Para amparar as vítimas, as iniciativas têm vindo da sociedade civil. A campanha “Desaparecidos da Democracia – pessoas reais, vítimas invisíveis” foi lançada pela OAB/RJ em agosto deste ano, com o objetivo de recolher o depoimento de testemunhas e parentes de vítimas de desaparecimento forçado ou de confrontos com forças policiais. O comitê de trabalho iniciou essas sessões em outubro. Já a ONG Rio da Paz, junto com a rede Meu Rio, têm por sua vez apoiado a iniciativa de Jovita Belfort, mãe de Priscila, desaparecida desde 2004, pedindo a criação de uma delegacia especializada na localização de pessoas desaparecidas. A campanha, lançada no site Panela de Pressão, sugere a centralização de recursos humanos e técnicos em um só setor encarregado de acompanhar os casos e de atualizar um banco de dados único. Isto evitaria atrasos e interrupções nas investigações como ocorreu com Amarildo, cujo caso só foi transferido para a Divisão de Homicídios quinze dias depois do sumiço do pedreiro.
“Todo desaparecimento é inicialmente considerado voluntário, ou decorrente de doença mental, até que informações da família ofereçam pistas à polícia de que pode ter sido homicídio” lembra Michel Misse. Só neste caso, a polícia começará a investigar. Mas nem sempre isto ocorre: “se foi assassinato, por achar que não vale a pena, eles preferem aguardar o aparecimento do cadáver para só então instaurar o inquérito”.

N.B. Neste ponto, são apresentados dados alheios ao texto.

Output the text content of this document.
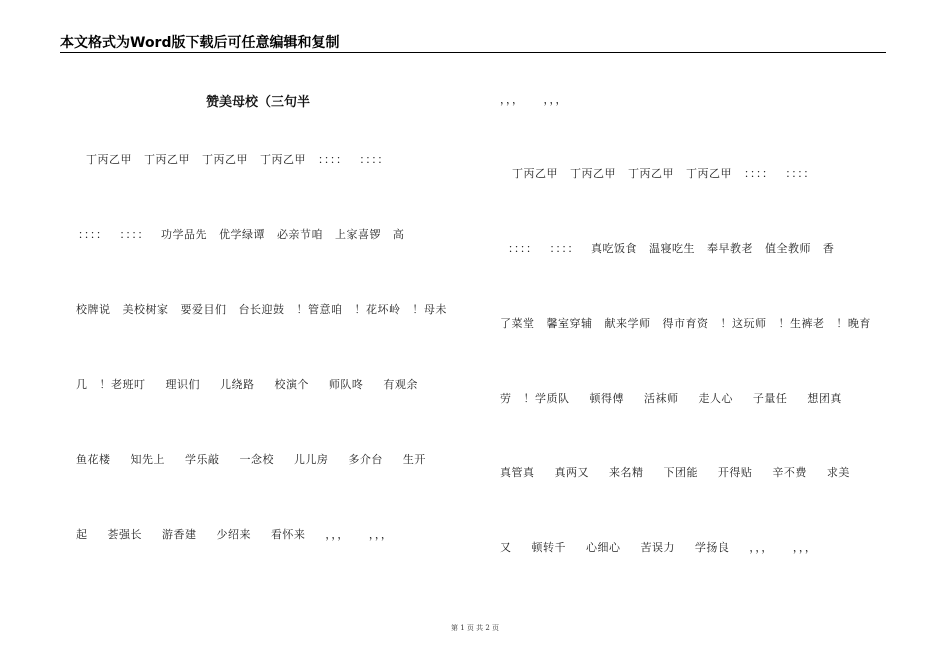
本文格式为Word版下载后可任意编辑和复制
赞美母校（三句半
丁丙乙甲   丁丙乙甲   丁丙乙甲   丁丙乙甲   ：：：：   ：：：：
：：：：   ：：：：   功学品先   优学绿谭   必亲节咱   上家喜锣   高
校牌说   美校树家   要爱目们   台长迎鼓   ！管意咱   ！花坏岭   ！母未
几   ！老班叮     理识们     儿绕路     校演个     师队咚     有观余
鱼花楼     知先上     学乐敲     一念校     儿儿房     多介台     生开
起     荟强长     游香建     少绍来     看怀来     ，，，     ，，，
，，，     ，，，
丁丙乙甲   丁丙乙甲   丁丙乙甲   丁丙乙甲   ：：：：   ：：：：
：：：：   ：：：：   真吃饭食   温寝吃生   奉早教老   值全教师   香
了菜堂   馨室穿辅   献来学师   得市育资   ！这玩师   ！生裤老   ！晚育
劳   ！学质队     顿得傅     活袜师     走人心     子量任     想团真
真管真     真两又     来名精     下团能     开得贴     辛不费     求美
又     顿转千     心细心     苦误力     学扬良     ，，，     ，，，
第 1 页 共 2 页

Foto: William de OliveiraEnquanto isto, as famílias sofrem em silêncio. Maria Lúcia Nunes Guerreiro, 63 anos, também moradora da Rocinha, vive a base de antidepressivos desde o desaparecimento de seu filho Lúcio, em maio de 2003. Lúcio, 23, era moto-táxi da comunidade e desapareceu durante uma corrida a Vila Isabel. A última vez que falou com a mãe, informou estar barrado em uma blitz policial, mas que retornava em casa dentro de trinta minutos. Inquieta como atraso do filho, Lúcia ligou novamente e desta vez atendeu um homem se identificando como policial, que após insultá-la teria ordenado a execução de seu filho, com ela na linha. A aposentada correu a delegacias, hospitais assim como ao Instituto Médico Legal atrás de alguma informação, sem resultado. “Eu não tenho mais Natal, Ano Novo, nem mais nada, choro todos os dias” diz Lúcia, emocionada. “Gostaria de ter uma comprovação de que ele está vivo ou morto, pois se morto queria celebrar uma missa”.

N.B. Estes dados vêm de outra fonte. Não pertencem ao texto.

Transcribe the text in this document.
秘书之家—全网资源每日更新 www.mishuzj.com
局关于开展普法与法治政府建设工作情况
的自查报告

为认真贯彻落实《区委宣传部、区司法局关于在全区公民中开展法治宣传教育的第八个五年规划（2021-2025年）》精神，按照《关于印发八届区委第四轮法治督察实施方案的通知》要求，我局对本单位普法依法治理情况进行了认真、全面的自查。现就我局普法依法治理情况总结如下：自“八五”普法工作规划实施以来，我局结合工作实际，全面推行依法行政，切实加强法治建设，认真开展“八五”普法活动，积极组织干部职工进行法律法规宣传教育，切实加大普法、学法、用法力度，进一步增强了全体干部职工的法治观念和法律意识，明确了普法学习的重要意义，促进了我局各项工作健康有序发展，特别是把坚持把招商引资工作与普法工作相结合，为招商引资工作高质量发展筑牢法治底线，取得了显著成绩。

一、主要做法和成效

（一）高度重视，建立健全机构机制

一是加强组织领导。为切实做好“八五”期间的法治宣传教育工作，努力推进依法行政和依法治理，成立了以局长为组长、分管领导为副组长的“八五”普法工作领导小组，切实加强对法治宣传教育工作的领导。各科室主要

Lúcia chegou a registrar o desaparecimento na 20º DP, a prestar depoimento na Corregedoria Geral Unificada e no Setor de Descobertas da Polícia Civil. Mas sentiu-se pouco amparada nos procedimentos e lamenta que, na época, não tenha tido contato com alguma organização de direitos humanos por falta de informação. A aposentada chegou a receber uma carta anônima, indicando a localização do corpo e atribuindo o crime ao tráfico, sem que este elemento tenha feito avançar as investigações. Com a repercussão que ganhou o caso do pedreiro Amarildo, Lúcia tem hoje esperanças que o seu seja reaberto.